Mar 212019
 

Noboru Tsubaki “Fresh Gasoline”, 1989

Yukinori Yanagi “Ground Transposition”, 1987/2019 (balloons) and Shinro Ohtake “Retina (Night Fever 1)”, 1990 (left on wall) and “Retina (DNA Shadow III)” (right on wall), 1990

Shinro Ohtake “Retina (DNA Shadow III)”, 1990

 

Blum & Poe’s current exhibition Parergon: Japanese Art of the 1980s and 1990s, is a selected survey exhibition of Japanese art of the 1980s and ‘90s, curated by Mika Yoshitake.

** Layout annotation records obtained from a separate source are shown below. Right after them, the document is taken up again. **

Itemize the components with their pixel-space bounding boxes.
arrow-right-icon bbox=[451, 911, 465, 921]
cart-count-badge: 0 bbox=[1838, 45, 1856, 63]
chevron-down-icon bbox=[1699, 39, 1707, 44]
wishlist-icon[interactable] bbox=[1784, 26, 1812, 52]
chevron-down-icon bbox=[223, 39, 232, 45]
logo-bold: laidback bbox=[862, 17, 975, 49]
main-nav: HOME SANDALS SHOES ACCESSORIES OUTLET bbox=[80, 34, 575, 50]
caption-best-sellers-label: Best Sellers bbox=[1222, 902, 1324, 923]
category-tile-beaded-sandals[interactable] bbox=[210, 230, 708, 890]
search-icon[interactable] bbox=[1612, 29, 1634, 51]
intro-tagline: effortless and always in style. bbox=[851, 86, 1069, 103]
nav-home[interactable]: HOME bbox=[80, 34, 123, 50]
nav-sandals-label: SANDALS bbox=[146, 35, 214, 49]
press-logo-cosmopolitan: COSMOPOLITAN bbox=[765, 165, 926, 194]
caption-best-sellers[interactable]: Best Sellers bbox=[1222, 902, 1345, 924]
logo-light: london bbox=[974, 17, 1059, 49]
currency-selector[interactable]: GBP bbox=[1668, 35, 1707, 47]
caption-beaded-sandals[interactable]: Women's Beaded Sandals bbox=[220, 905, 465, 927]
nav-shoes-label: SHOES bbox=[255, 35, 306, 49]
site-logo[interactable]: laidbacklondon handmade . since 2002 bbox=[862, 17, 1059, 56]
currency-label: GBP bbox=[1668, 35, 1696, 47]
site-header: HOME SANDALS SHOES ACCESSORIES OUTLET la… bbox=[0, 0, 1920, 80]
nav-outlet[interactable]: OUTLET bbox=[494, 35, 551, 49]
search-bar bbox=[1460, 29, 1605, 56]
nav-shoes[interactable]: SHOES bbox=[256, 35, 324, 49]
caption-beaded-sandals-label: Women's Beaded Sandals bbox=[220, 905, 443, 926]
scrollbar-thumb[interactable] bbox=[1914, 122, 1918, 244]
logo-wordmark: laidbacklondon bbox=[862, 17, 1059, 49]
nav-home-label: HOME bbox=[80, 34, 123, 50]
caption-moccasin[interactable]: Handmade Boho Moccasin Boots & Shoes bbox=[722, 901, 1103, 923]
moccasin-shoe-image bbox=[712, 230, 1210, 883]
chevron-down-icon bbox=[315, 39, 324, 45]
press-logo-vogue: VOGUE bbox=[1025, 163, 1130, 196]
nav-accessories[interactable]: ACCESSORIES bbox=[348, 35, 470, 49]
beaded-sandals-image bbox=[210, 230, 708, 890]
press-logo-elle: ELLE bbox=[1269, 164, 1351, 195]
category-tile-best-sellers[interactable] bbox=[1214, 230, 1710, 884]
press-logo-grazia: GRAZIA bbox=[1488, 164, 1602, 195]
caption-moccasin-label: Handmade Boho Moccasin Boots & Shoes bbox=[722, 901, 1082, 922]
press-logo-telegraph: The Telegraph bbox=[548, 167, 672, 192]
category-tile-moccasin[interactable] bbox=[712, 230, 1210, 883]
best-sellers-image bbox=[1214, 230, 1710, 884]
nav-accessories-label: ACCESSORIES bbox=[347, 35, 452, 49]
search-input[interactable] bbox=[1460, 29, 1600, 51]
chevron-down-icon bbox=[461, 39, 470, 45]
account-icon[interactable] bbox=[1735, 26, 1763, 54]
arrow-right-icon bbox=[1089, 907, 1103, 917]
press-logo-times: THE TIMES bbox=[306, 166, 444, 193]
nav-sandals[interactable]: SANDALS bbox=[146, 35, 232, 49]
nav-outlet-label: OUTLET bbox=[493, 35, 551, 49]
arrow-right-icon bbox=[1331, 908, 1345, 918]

It includes the work of over twenty-five visual artists in a variety of media including painting, sculpture, video, and photography.

From the press release

The exhibition title makes reference to the gallery in Tokyo (Gallery Parergon, 1981-1987) that introduced many artists associated with the New Wave phenomenon, its name attributed to Jacques Derrida’s essay from 1978 which questioned the “framework” of art, influential to artists and critics during the period. Parergon brings together some of the most enigmatic works that were first generated during a rich two-decade period that are pivotal to the way we perceive and understand contemporary Japanese art today. In the aftermath of the conceptual reconsideration of the object and relationality spearheaded by Mono-ha in the 1970s, this era opened up new critical engagements with language and medium where artists explored expansions in installation, performance, and experimental multi-genre practices.

When the U.S. and Europe were witnessing a return to Expressionism alongside a postmodern aesthetic of simulacra and deconstruction characterized by the Pictures generation, this zeitgeist of cultural capitalism was instead manifest under Japan’s unique social and geo-political conditions resulting from the rise and burst of the bubble economy. Artists began to explore subversive artistic languages and integrate underground subcultures into their practice using a variety of media, ranging from experimentations in electro-acoustic music, geopolitical and conceptual photography, and appropriations of advertisement culture. Others addressed the internalization of historical avant-garde and modernist aesthetics that were filtered through a new poetics of form, space, and language.

In the post-1989 Hirohito era, politics of gender, nuclear crisis, and critique of nationalism are especially poignant among artists from the Kansai region. This period also witnesses the rise of art collectives in the mid-90s and their darkly humorous performances and conceptual practices that reevaluated the history of Japan’s postwar avant-garde. These events reflect on a subculture generated out of a profoundly unique “infantile capitalism,” anticipating the explosive rise of the Neo-Pop generation.

This exhibition is presented on the occasion of Blum & Poe’s 25-year anniversary. Parergon commemorates a special facet of the gallery’s history rooted in this very timeframe in Japan—with Tim Blum’s early years as an art dealer and curator spent in Tokyo in the early ‘90s—and charts a bridge between the Japanese art historical territories the gallery has long championed. Parergon pursues the creative significance of the years between the milestones of Mono-ha and the Neo-Pop generation now synonymous with Takashi Murakami and Yoshitomo Nara.

This exhibition closes 3/23/19. Part II will open 4/6/19.